Da Silva’s new lease on life was made possible after the Public Ministry approached the Institute of Criminalists to compare the victims’ DNA with his own genetic information. Five of the women allowed doctors to gather traces of semen while the others chose not to be examined.

Authorities already had dos Santos’ DNA collected since under Brazilian law, inmates can sign off on undergoing testing if they are convicted of crimes that include murder, robberies and homicides. Doing so allows them to avoid closed regime imprisonment – being confined to a cell and under close supervision with limits to work and education opportunities.

Ana Pacheco, who administers the Institute of Criminalists Biology and Biochemistry Center told the outlet the traces in dos Santos’ DNA matched what was obtained from the five women.

‘Criminal DNA analysis – its sole purpose is not to indicate guilt, to indicate who may have participated in a given crime. This analysis can serve very well to exonerate people who are being falsely accused,’ Pacheco indicated.

‘Because on the topic that we are talking about here, for example, about sexual crimes, visual recognition is something that will be compromised by the strong emotion of the victim at that moment, by the tragic situation, by the trauma that they were left with.
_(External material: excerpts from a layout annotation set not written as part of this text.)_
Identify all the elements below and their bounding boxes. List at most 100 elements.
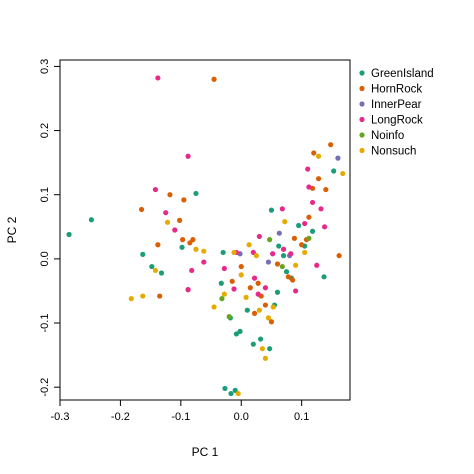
plot-frame	[59, 59, 351, 401]
legend-marker	[359, 101, 365, 107]
points-layer	[66, 75, 346, 397]
y-tick-label: 0.2	[39, 123, 51, 138]
legend-label: GreenIsland	[371, 68, 434, 80]
point-longrock	[280, 246, 287, 252]
point-hornrock	[255, 280, 261, 286]
point-nonsuch	[253, 253, 259, 259]
point-greenisland	[274, 289, 281, 295]
point-greenisland	[244, 307, 250, 313]
point-hornrock	[262, 302, 269, 308]
point-longrock	[255, 291, 261, 297]
point-hornrock	[306, 214, 312, 220]
point-hornrock	[251, 310, 258, 316]
point-hornrock	[336, 253, 342, 259]
point-greenisland	[321, 274, 327, 280]
point-nonsuch	[164, 219, 171, 225]
point-hornrock	[285, 274, 291, 280]
point-noinfo	[226, 314, 232, 320]
x-tick-label: 0.1	[294, 411, 309, 423]
point-nonsuch	[302, 249, 308, 256]
point-hornrock	[290, 277, 296, 283]
point-greenisland	[276, 243, 282, 249]
legend-item-innerpear: InnerPear	[359, 99, 422, 111]
point-greenisland	[233, 331, 240, 337]
y-tick-label: 0.3	[39, 59, 51, 74]
point-longrock	[270, 251, 276, 257]
legend-label: Nonsuch	[371, 146, 416, 158]
point-greenisland	[179, 244, 185, 250]
point-nonsuch	[152, 267, 159, 274]
point-nonsuch	[282, 219, 288, 225]
point-longrock	[302, 220, 308, 227]
point-longrock	[185, 287, 191, 293]
point-greenisland	[280, 253, 287, 259]
point-nonsuch	[231, 249, 237, 256]
y-tick-label: 0.1	[39, 187, 51, 202]
point-nonsuch	[235, 390, 241, 397]
point-longrock	[314, 262, 320, 268]
legend: GreenIsland HornRock InnerPear LongRock Noin…	[359, 68, 434, 158]
point-longrock	[305, 166, 311, 172]
legend-marker	[359, 147, 365, 154]
legend-label: HornRock	[371, 84, 422, 96]
legend-label: Noinfo	[371, 130, 404, 142]
point-greenisland	[193, 190, 199, 197]
point-hornrock	[311, 150, 317, 156]
point-noinfo	[279, 263, 285, 270]
x-tick-label: -0.3	[51, 411, 70, 423]
x-axis: -0.3 -0.2 -0.1 0.0 0.1	[51, 400, 309, 423]
point-hornrock	[238, 263, 244, 270]
legend-marker	[359, 70, 365, 76]
point-greenisland	[237, 328, 243, 334]
point-hornrock	[187, 240, 193, 246]
point-hornrock	[167, 192, 173, 198]
point-longrock	[322, 224, 328, 230]
point-greenisland	[228, 390, 234, 397]
y-tick-label: -0.2	[39, 378, 51, 397]
point-greenisland	[331, 168, 337, 174]
point-nonsuch	[265, 315, 272, 321]
point-hornrock	[155, 242, 161, 248]
point-greenisland	[222, 385, 228, 392]
point-greenisland	[140, 251, 146, 257]
point-hornrock	[291, 235, 298, 241]
point-longrock	[155, 75, 161, 81]
point-hornrock	[328, 142, 334, 148]
legend-item-noinfo: Noinfo	[359, 130, 404, 142]
point-greenisland	[257, 336, 264, 342]
legend-marker	[359, 132, 365, 138]
point-noinfo	[306, 235, 312, 241]
point-nonsuch	[262, 355, 269, 361]
point-nonsuch	[140, 293, 146, 299]
point-nonsuch	[293, 262, 299, 268]
point-nonsuch	[238, 272, 244, 278]
point-hornrock	[211, 76, 217, 82]
legend-marker	[359, 85, 365, 92]
legend-item-greenisland: GreenIsland	[359, 68, 434, 80]
point-greenisland	[88, 217, 95, 223]
point-longrock	[185, 153, 191, 159]
point-greenisland	[158, 270, 165, 276]
x-tick-label: 0.0	[234, 411, 249, 423]
point-innerpear	[265, 259, 272, 265]
point-greenisland	[149, 263, 155, 270]
point-greenisland	[283, 269, 290, 275]
point-greenisland	[309, 228, 316, 234]
point-greenisland	[296, 222, 302, 229]
legend-item-nonsuch: Nonsuch	[359, 146, 416, 158]
point-hornrock	[181, 197, 187, 203]
point-nonsuch	[259, 346, 265, 352]
point-longrock	[251, 275, 258, 281]
y-tick-label: 0.0	[39, 251, 51, 266]
point-innerpear	[276, 230, 282, 236]
legend-item-hornrock: HornRock	[359, 84, 422, 96]
point-longrock	[309, 199, 316, 206]
point-longrock	[163, 210, 169, 216]
point-hornrock	[323, 186, 329, 193]
point-nonsuch	[128, 296, 134, 302]
point-longrock	[152, 186, 159, 193]
point-nonsuch	[193, 246, 199, 252]
point-longrock	[318, 206, 324, 212]
point-longrock	[201, 259, 207, 265]
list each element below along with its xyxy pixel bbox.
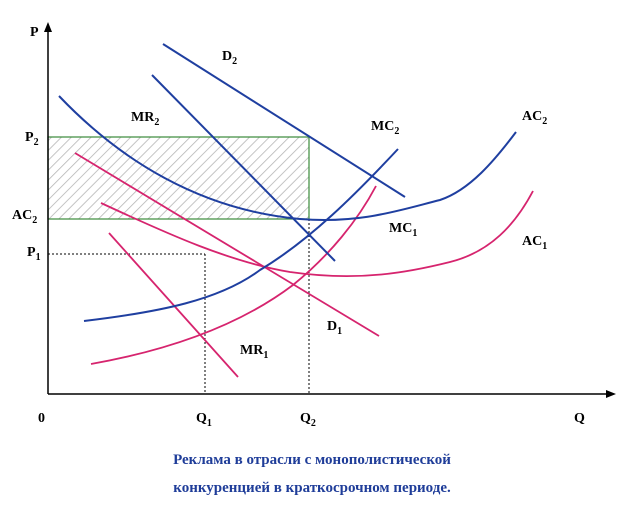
q1-label: Q1 bbox=[196, 411, 212, 429]
d2-label: D2 bbox=[222, 49, 237, 67]
origin-label: 0 bbox=[38, 411, 45, 426]
d1-curve bbox=[74, 152, 380, 337]
d1-label: D1 bbox=[327, 319, 342, 337]
mr1-curve bbox=[108, 232, 239, 378]
mc1-curve bbox=[90, 185, 377, 365]
p2-label: P2 bbox=[25, 130, 39, 148]
mc2-label: MC2 bbox=[371, 119, 399, 137]
x-axis-label: Q bbox=[574, 411, 585, 426]
caption-line-2: конкуренцией в краткосрочном периоде. bbox=[173, 480, 451, 496]
ac1-curve bbox=[100, 190, 534, 278]
mr2-curve bbox=[151, 74, 336, 262]
mc1-label: MC1 bbox=[389, 221, 417, 239]
mr1-label: MR1 bbox=[240, 343, 268, 361]
mc2-curve bbox=[83, 148, 399, 322]
d2-curve bbox=[162, 43, 406, 198]
ac1-label: AC1 bbox=[522, 234, 547, 252]
profit-area bbox=[47, 136, 310, 220]
mr2-label: MR2 bbox=[131, 110, 159, 128]
y-axis-arrow bbox=[44, 22, 52, 32]
ac2-curve bbox=[58, 95, 517, 222]
ac2-price-label: AC2 bbox=[12, 208, 37, 226]
p1-label: P1 bbox=[27, 245, 41, 263]
ac2-label: AC2 bbox=[522, 109, 547, 127]
caption-line-1: Реклама в отрасли с монополистической bbox=[173, 452, 451, 468]
q2-label: Q2 bbox=[300, 411, 316, 429]
y-axis-label: P bbox=[30, 25, 39, 40]
x-axis-arrow bbox=[606, 390, 616, 398]
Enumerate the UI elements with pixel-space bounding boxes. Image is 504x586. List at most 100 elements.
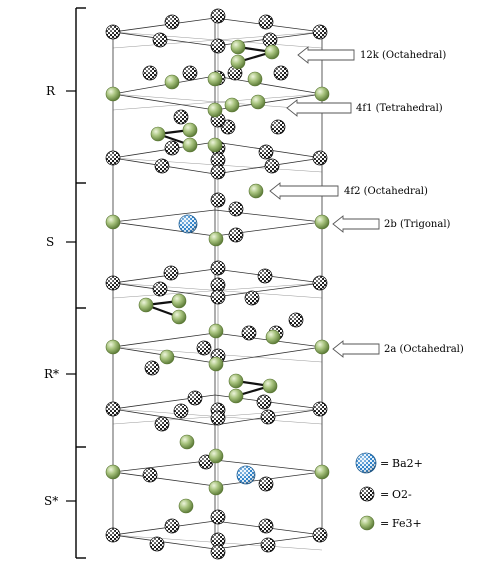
site-pointer-arrow bbox=[332, 215, 380, 233]
iron-ion bbox=[250, 94, 266, 110]
oxygen-ion bbox=[312, 150, 328, 166]
iron-ion bbox=[265, 329, 281, 345]
iron-ion-icon bbox=[359, 515, 375, 531]
iron-ion bbox=[247, 71, 263, 87]
site-pointer-arrow bbox=[297, 46, 355, 64]
legend-equals-fe: = bbox=[380, 517, 389, 530]
oxygen-ion bbox=[144, 360, 160, 376]
oxygen-ion bbox=[152, 32, 168, 48]
oxygen-ion bbox=[164, 14, 180, 30]
legend-label-o: O2- bbox=[392, 488, 412, 501]
oxygen-ion bbox=[210, 152, 226, 168]
iron-ion bbox=[264, 44, 280, 60]
oxygen-ion bbox=[182, 65, 198, 81]
oxygen-ion bbox=[256, 394, 272, 410]
iron-ion bbox=[208, 480, 224, 496]
barium-ion bbox=[178, 214, 198, 234]
iron-ion bbox=[179, 434, 195, 450]
legend-equals-ba: = bbox=[380, 457, 389, 470]
oxygen-ion bbox=[164, 140, 180, 156]
oxygen-ion bbox=[241, 325, 257, 341]
oxygen-ion bbox=[105, 150, 121, 166]
iron-ion bbox=[105, 339, 121, 355]
oxygen-ion bbox=[258, 144, 274, 160]
oxygen-ion bbox=[105, 401, 121, 417]
iron-ion bbox=[208, 323, 224, 339]
oxygen-ion bbox=[105, 24, 121, 40]
iron-ion bbox=[228, 388, 244, 404]
block-label-s: S bbox=[46, 235, 54, 249]
iron-ion bbox=[207, 102, 223, 118]
oxygen-ion bbox=[270, 119, 286, 135]
legend-equals-o: = bbox=[380, 488, 389, 501]
oxygen-ion bbox=[228, 201, 244, 217]
oxygen-ion bbox=[154, 416, 170, 432]
block-label-r-star: R* bbox=[44, 367, 59, 381]
oxygen-ion bbox=[210, 38, 226, 54]
iron-ion bbox=[150, 126, 166, 142]
oxygen-ion bbox=[152, 281, 168, 297]
iron-ion bbox=[314, 339, 330, 355]
oxygen-ion-icon bbox=[359, 486, 375, 502]
site-pointer-arrow bbox=[332, 340, 380, 358]
iron-ion bbox=[182, 137, 198, 153]
oxygen-ion bbox=[142, 467, 158, 483]
iron-ion bbox=[228, 373, 244, 389]
oxygen-ion bbox=[262, 32, 278, 48]
oxygen-ion bbox=[264, 158, 280, 174]
oxygen-ion bbox=[210, 192, 226, 208]
iron-ion bbox=[159, 349, 175, 365]
oxygen-ion bbox=[210, 509, 226, 525]
oxygen-ion bbox=[210, 277, 226, 293]
barium-ion-icon bbox=[355, 452, 377, 474]
oxygen-ion bbox=[288, 312, 304, 328]
site-label-4f1: 4f1 (Tetrahedral) bbox=[356, 103, 443, 114]
iron-ion bbox=[248, 183, 264, 199]
oxygen-ion bbox=[210, 544, 226, 560]
oxygen-ion bbox=[258, 14, 274, 30]
iron-ion bbox=[164, 74, 180, 90]
iron-ion bbox=[314, 86, 330, 102]
atom-layer bbox=[105, 8, 330, 560]
oxygen-ion bbox=[312, 275, 328, 291]
oxygen-ion bbox=[227, 65, 243, 81]
oxygen-ion bbox=[142, 65, 158, 81]
oxygen-ion bbox=[149, 536, 165, 552]
iron-ion bbox=[178, 498, 194, 514]
iron-ion bbox=[105, 86, 121, 102]
oxygen-ion bbox=[312, 401, 328, 417]
iron-ion bbox=[105, 464, 121, 480]
oxygen-ion bbox=[187, 390, 203, 406]
iron-ion bbox=[207, 71, 223, 87]
oxygen-ion bbox=[196, 340, 212, 356]
oxygen-ion bbox=[228, 227, 244, 243]
oxygen-ion bbox=[260, 537, 276, 553]
oxygen-ion bbox=[105, 275, 121, 291]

And sometimes, we have already had it. situations where individuals are very similar and one of them is being falsely accused.’

Da Silva’s case drew the interest of the Innocence Project Brasil, a non-profit organization that works on the convictions of innocent people.

The São Paulo state court went over three of the 10 cases da Silva was convicted before while the Supreme Court reviewed six others this week and ruled that there were discrepancies in how da Silva was recognized as the rapist.

‘The first failure identified, it happens in the investigation, in the investigative process – which was satisfied with this recognition induced by the victims and which did not look for any other type of evidence,’ Innocence Project Brasil founder and director Flavia Rahal explained. ‘We don’t have a security camera image [or a] cell phone locator that indicated that he was in those places, we don’t have a single piece of clothing seized. We don’t have anything other than recognition.’

Brazilian law does not require investigating authorities to seek DNA testing in rape cases.

São Paulo prosecutor Eduardo Qurobim told the outlet that had petitioned the Public Ministry to do so four years ago.

‘Carlos Edmilson was convicted and the conviction was annulled. Then (José) Reginaldo also responded because the DNA (was) recognized,’ he said.

The São Paulo Security Secretariat said the Civil Police has been made aware of the Supreme Court’s decision to absolve da Silva.

‘If any irregularity in the investigation that resulted in the indictment of the man mentioned in the report is found, the appropriate measures will be taken, including the opening of an investigative procedure with the Internal Affairs Department. The Institution highlights that it carries out its activities within the law, in a rigorous, impartial manner, and values ​​thorough investigations.’

Rahal is now calling on the government to compensate da Silva for having spent the last 12 years in prison for crimes he did not commit.

‘Justice is flawed. There is a pressing need for these people who are victims of the error to be compensated,’ she said. ‘The state needs, in this process of recognizing its error, to also recognize that it is indebted for compensation.’